If that's your diet, I'd hate to see what you ate beforehand! :P
Goodluck with it mate, it appears we are on a similar journey at a similar time. Just let the guys around here help you with your diet, they are a great support network and it's always great to get some encouragement as you start to see results yourself. It's not hard once you get it right and get in the groove, I'm already down 7.5kg and feeling great. :)
Thanks for the input guys.
If anyone is prepared to offer me a template minus the egg and chicken ill give it a go.
Cheers.
Thought about Turkey? Fish? Both great substitutes for chicken. May I ask why you don't eat chicken?

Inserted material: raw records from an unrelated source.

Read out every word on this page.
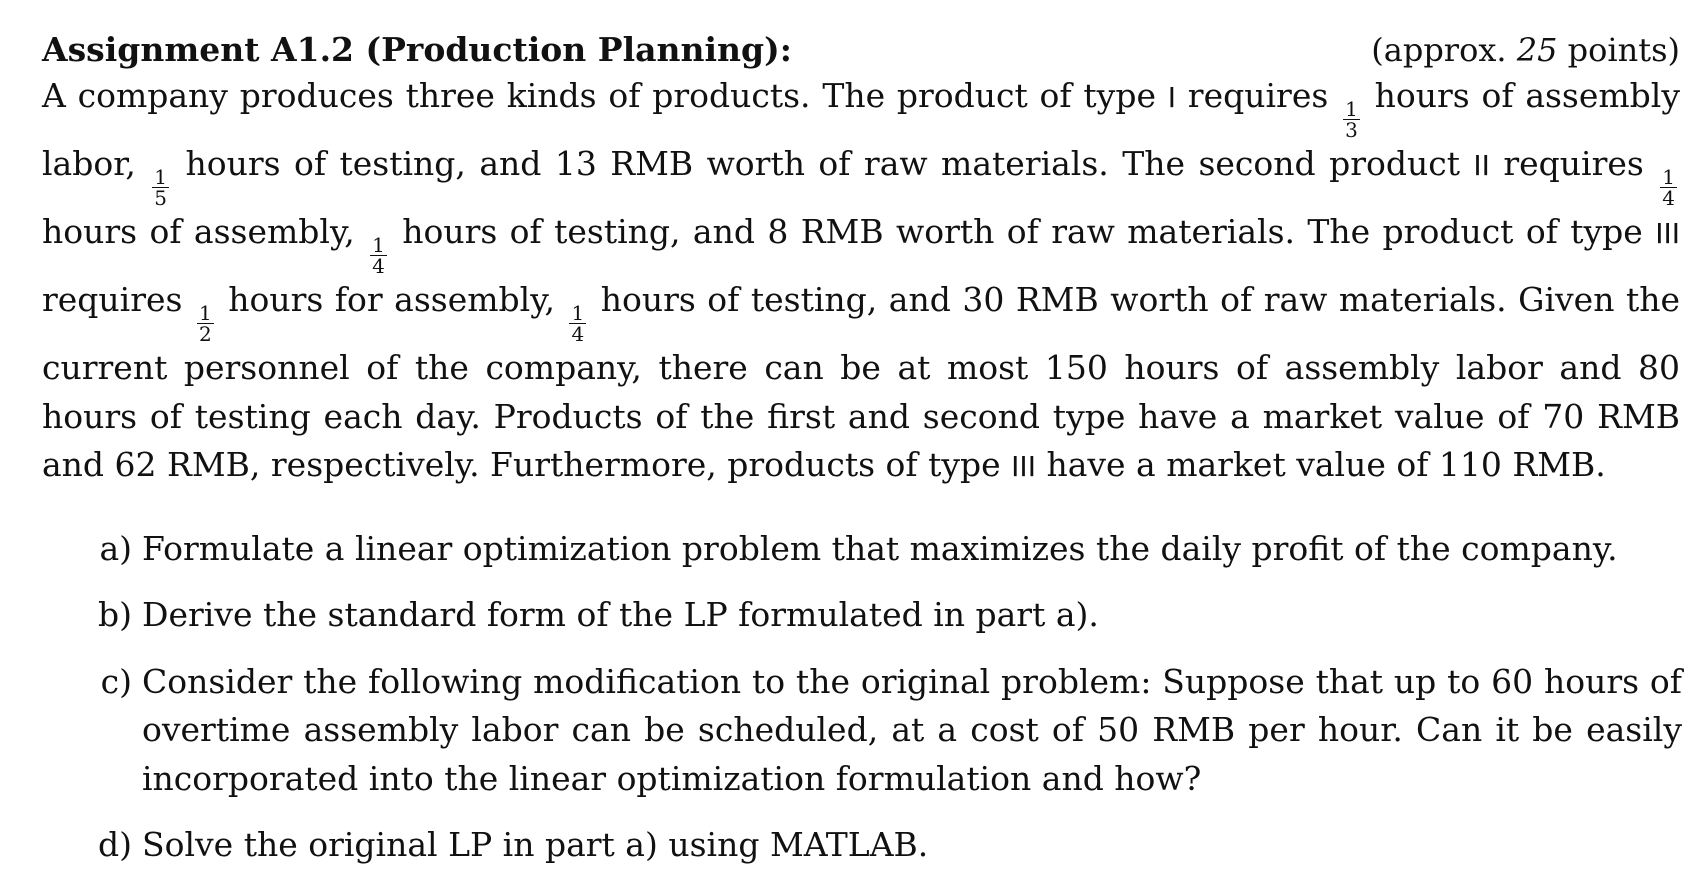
Assignment A1.2 (Production Planning):	(approx. 25 points)

A company produces three kinds of products. The product of type I requires
$\frac{1}{3}$
hours of assembly labor,
$\frac{1}{5}$
hours of testing, and 13 RMB worth of raw materials. The second product II requires
$\frac{1}{4}$
hours of assembly,
$\frac{1}{4}$
hours of testing, and 8 RMB worth of raw materials. The product of type III requires
$\frac{1}{2}$
hours for assembly,
$\frac{1}{4}$
hours of testing, and 30 RMB worth of raw materials. Given the current personnel of the company, there can be at most 150 hours of assembly labor and 80 hours of testing each day. Products of the first and second type have a market value of 70 RMB and 62 RMB, respectively. Furthermore, products of type III have a market value of 110 RMB.

a) Formulate a linear optimization problem that maximizes the daily profit of the company.
b) Derive the standard form of the LP formulated in part a).
c) Consider the following modification to the original problem: Suppose that up to 60 hours of overtime assembly labor can be scheduled, at a cost of 50 RMB per hour. Can it be easily incorporated into the linear optimization formulation and how?
d) Solve the original LP in part a) using MATLAB.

6am - multi vitamin, small - med size bowl of oats with water, PB and some fruit or brown sugar to taste
9 am - scoop of ON GS Whey protein and an apple.

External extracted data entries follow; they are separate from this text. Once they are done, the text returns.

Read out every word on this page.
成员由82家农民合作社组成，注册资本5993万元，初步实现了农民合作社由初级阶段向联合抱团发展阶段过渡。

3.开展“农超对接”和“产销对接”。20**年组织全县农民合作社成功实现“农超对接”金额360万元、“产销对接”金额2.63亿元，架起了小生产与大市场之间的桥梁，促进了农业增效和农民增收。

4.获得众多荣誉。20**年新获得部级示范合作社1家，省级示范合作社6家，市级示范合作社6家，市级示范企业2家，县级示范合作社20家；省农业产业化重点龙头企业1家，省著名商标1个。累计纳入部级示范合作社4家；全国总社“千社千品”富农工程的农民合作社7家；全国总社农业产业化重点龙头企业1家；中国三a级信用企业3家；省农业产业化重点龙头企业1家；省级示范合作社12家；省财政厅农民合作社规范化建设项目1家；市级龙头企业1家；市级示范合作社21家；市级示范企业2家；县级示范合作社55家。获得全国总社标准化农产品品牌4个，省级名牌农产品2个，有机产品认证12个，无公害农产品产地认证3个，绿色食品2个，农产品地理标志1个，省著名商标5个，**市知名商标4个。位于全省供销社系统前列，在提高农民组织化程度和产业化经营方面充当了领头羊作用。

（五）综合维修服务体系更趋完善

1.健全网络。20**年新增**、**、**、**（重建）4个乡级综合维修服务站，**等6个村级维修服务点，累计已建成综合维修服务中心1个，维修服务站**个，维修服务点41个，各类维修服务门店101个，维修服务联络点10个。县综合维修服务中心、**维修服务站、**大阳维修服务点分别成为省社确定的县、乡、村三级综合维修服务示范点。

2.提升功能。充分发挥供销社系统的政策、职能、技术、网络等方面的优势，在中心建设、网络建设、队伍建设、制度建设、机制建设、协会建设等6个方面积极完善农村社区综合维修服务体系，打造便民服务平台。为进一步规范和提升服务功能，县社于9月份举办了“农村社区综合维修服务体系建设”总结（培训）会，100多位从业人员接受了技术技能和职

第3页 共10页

12 - 200g salmon, 75g salad, some beef and bit of brown rice or sweet potato.
4pm - scoop of ON GS Whey protein and a banana. Maybe roast beef wrap or something if you need it.
6pm - grilled fish, steamed veggies (crapload of broccoli to fill you up).
10pm 1 glass of milk and a peanut butter sandwich (make this meal optional. If my exercise was high on a day and I was left rumbling and hungry, I would have something like this some nights only - it raises your macros but gives you something appropriate for your body to process.)